As organizações seguem determinadas regras e padrões de funcionamento, com processos e tarefas documentadas e instituídas formalmente, criadas geralmente por órgãos internacionais, que obtiveram os resultados esperados e tidos como bons, e ao longo do tempo foram sendo reconhecidas e adotadas como padrão de boas práticas pelas empresas. Essas “normas ou processos” foram sendo incrementadas e evoluindo até os modelos atuais, e continuam a evoluir à medida que o ambiente, as leis ou circunstâncias mercadológicas também evoluem.
Eles podem constituir um delimitador que mais contribui para alienação e exploração e tecnologia e alienação nas organizações , e, se consideradas as consequências ruinosas da sua utilização, poderemos, no mínimo, questionar os benefícios resultantes de tais técnicas. Processos como o ITIL, COBIT[1], [2] serão as metodologias citadas neste estudo, embasando as proposições apresentadas. Técnicas mais recentes, como Lean e DevOps, representam a tendência mais atual e “inovadora” sendo adotada maciçamente pelo mercado em níveis cada vez mais crescentes.
As organizações são a engrenagem quebrada do capitalismo, pois, apesar de produzirem os serviços ou produtos a serem comercializados, estas carregam no seu bojo um repertório de contradições, sendo camufladas no dia a dia e tornando-se carentes de sentido, sendo inclusive apropriadas ideologicamente. O objetivo de garantir o lucro através do controle dos custos, tempo e recursos são os princípios norteadores.

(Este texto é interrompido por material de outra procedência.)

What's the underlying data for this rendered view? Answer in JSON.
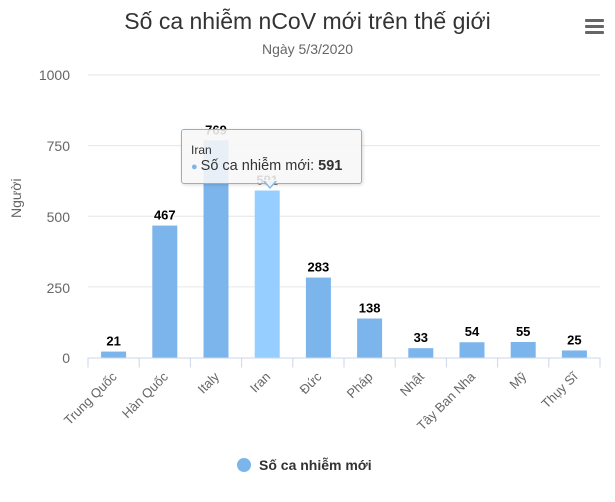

Organizações destoantes do modelo padrão estão fadadas ao fracasso. Crises sazonais do sistema capitalista o permitem se recompor e continuar seu ciclo, mas as contradições internas, amplamente já estudadas, e também a ideologia dominante disseminada e ocorrida em todos os planos da hierarquia organizacional, partindo dos níveis estratégicos, e sendo gradualmente adotada pelos níveis inferiores, tornam as possibilidades de mudança muito difíceis e o modelo instituído difícil de ser questionado.
O pensamento meritocrático, a gestão do conhecimento empresarial, a especialização absoluta e os sistemas que sustentam essas metodologias tornam-se a base para metrificar as atividades e o trabalhador disporá somente dessas ferramentas para registrar seu tempo de trabalho, tarefas, responsabilidade, etc. Assim, o empregado é um agente passivo no processo. Terá pouca ou nenhuma autonomia para pensar e inovar. Constitui-se uma peça da estrutura, sem capacidade de promover qualquer mudança.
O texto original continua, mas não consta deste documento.